I assume you are talking about sums like 32 + 56 + 1 + 9 + 47 + 8? If so, I
don't see a solution. Think about it this way: 1 + 2 + ... + 9 = 45. When
we try to form numbers that sum to 100, some of the digits will be in the
ten's place, the others will be in the one's place. Can 9 appear in the
ten's place? Clearly not, because then the sum is at least 90 + (45-9). You
can similarly rule out an 8 or 7 in the 10's place. How about a 6? Putting
all other digits in the 1's spot gives 99, too small, and moving another
digit over to the 10's spot gives too big a sum.
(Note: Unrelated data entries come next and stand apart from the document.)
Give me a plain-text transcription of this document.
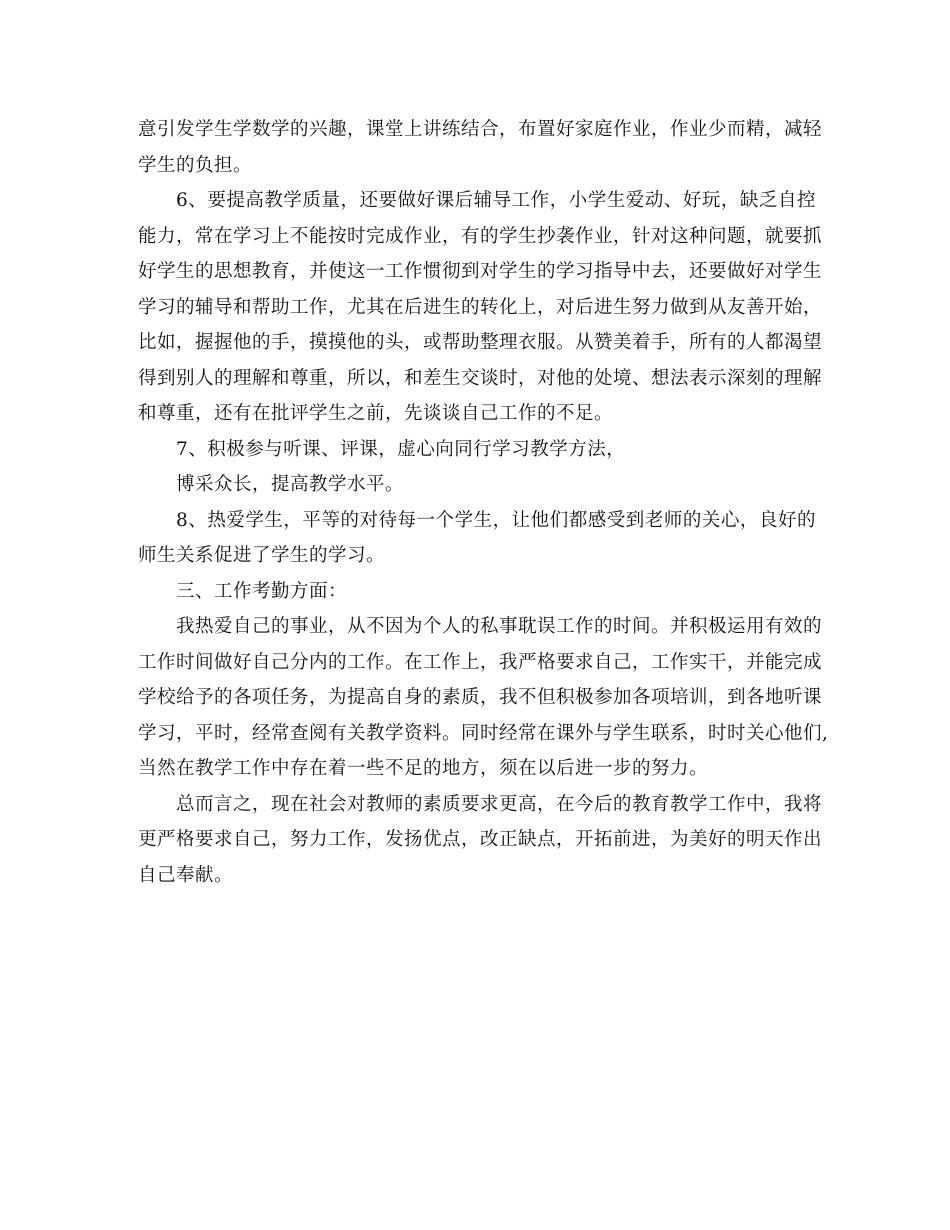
意引发学生学数学的兴趣，课堂上讲练结合，布置好家庭作业，作业少而精，减轻
学生的负担。
6、要提高教学质量，还要做好课后辅导工作，小学生爱动、好玩，缺乏自控
能力，常在学习上不能按时完成作业，有的学生抄袭作业，针对这种问题，就要抓
好学生的思想教育，并使这一工作惯彻到对学生的学习指导中去，还要做好对学生
学习的辅导和帮助工作，尤其在后进生的转化上，对后进生努力做到从友善开始，
比如，握握他的手，摸摸他的头，或帮助整理衣服。从赞美着手，所有的人都渴望
得到别人的理解和尊重，所以，和差生交谈时，对他的处境、想法表示深刻的理解
和尊重，还有在批评学生之前，先谈谈自己工作的不足。
7、积极参与听课、评课，虚心向同行学习教学方法，
博采众长，提高教学水平。
8、热爱学生，平等的对待每一个学生，让他们都感受到老师的关心，良好的
师生关系促进了学生的学习。
三、工作考勤方面：
我热爱自己的事业，从不因为个人的私事耽误工作的时间。并积极运用有效的
工作时间做好自己分内的工作。在工作上，我严格要求自己，工作实干，并能完成
学校给予的各项任务，为提高自身的素质，我不但积极参加各项培训，到各地听课
学习，平时，经常查阅有关教学资料。同时经常在课外与学生联系，时时关心他们,
当然在教学工作中存在着一些不足的地方，须在以后进一步的努力。
总而言之，现在社会对教师的素质要求更高，在今后的教育教学工作中，我将
更严格要求自己，努力工作，发扬优点，改正缺点，开拓前进，为美好的明天作出
自己奉献。
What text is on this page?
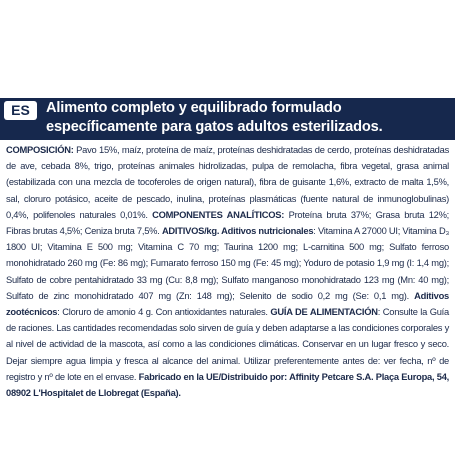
ES	Alimento completo y equilibrado formulado específicamente para gatos adultos esterilizados.

COMPOSICIÓN: Pavo 15%, maíz, proteína de maíz, proteínas deshidratadas de cerdo, proteínas deshidratadas de ave, cebada 8%, trigo, proteínas animales hidrolizadas, pulpa de remolacha, fibra vegetal, grasa animal (estabilizada con una mezcla de tocoferoles de origen natural), fibra de guisante 1,6%, extracto de malta 1,5%, sal, cloruro potásico, aceite de pescado, inulina, proteínas plasmáticas (fuente natural de inmunoglobulinas) 0,4%, polifenoles naturales 0,01%. COMPONENTES ANALÍTICOS: Proteína bruta 37%; Grasa bruta 12%; Fibras brutas 4,5%; Ceniza bruta 7,5%. ADITIVOS/kg. Aditivos nutricionales: Vitamina A 27000 UI; Vitamina D₃ 1800 UI; Vitamina E 500 mg; Vitamina C 70 mg; Taurina 1200 mg; L-carnitina 500 mg; Sulfato ferroso monohidratado 260 mg (Fe: 86 mg); Fumarato ferroso 150 mg (Fe: 45 mg); Yoduro de potasio 1,9 mg (I: 1,4 mg); Sulfato de cobre pentahidratado 33 mg (Cu: 8,8 mg); Sulfato manganoso monohidratado 123 mg (Mn: 40 mg); Sulfato de zinc monohidratado 407 mg (Zn: 148 mg); Selenito de sodio 0,2 mg (Se: 0,1 mg). Aditivos zootécnicos: Cloruro de amonio 4 g. Con antioxidantes naturales. GUÍA DE ALIMENTACIÓN: Consulte la Guía de raciones. Las cantidades recomendadas solo sirven de guía y deben adaptarse a las condiciones corporales y al nivel de actividad de la mascota, así como a las condiciones climáticas. Conservar en un lugar fresco y seco. Dejar siempre agua limpia y fresca al alcance del animal. Utilizar preferentemente antes de: ver fecha, nº de registro y nº de lote en el envase. Fabricado en la UE/Distribuido por: Affinity Petcare S.A. Plaça Europa, 54, 08902 L'Hospitalet de Llobregat (España).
Proceding in this way, you
can rule out the other possibilities.
--WWW.
Larry Hammick
multiple of 9. But can it be done for 99 instead of 100?
Terry
news:gH7D8.4352$27.1...@news2.telusplanet.net...
> Terry is right, the sum will always be a multiple of 9, and 100 is not a
> multiple of 9. But can it be done for 99 instead of 100?
>
>
In many ways :)
1+2+3+4+7+8+9+65 = 99
1+2+4+5+7+8+9+63 = 99
12+3+4+56+7+8+9 = 99
etc.
The World Wide Wade
"Terry" <d...@ntlworld.com> wrote:
> No!
>
> Consider the following..
> The sum of all numbers 1-9 is 45
> Since this is too low you must use some 2 figure numbers (23, 34 etc)
> but *all* of these give you an addition of a multiple of 9
> i.e use 12 instead of 1+2 ( = an additional 9 since you have to remove the
> 1 and 2)
> your total is now 45 - 1 - 2 + 12 = 54
>
> No matter what doubles you choose, they will always add some multiple of 9.
That the sum is always a multiple of 9 is a nice observation. Another way
to write your proof: Let d1,d2, ... dk be the digits you put in the 10's
place. Let S = d1 + d2 + ... dk. Then the sum of the numbers so constructed
is
10*S + 45 - S = 1*S + 0 - S = S - S = 0 (mod 9).
So the sum always = 0 (mod 9), which is the same as saying it's always a
multiple of 9.
--WWW.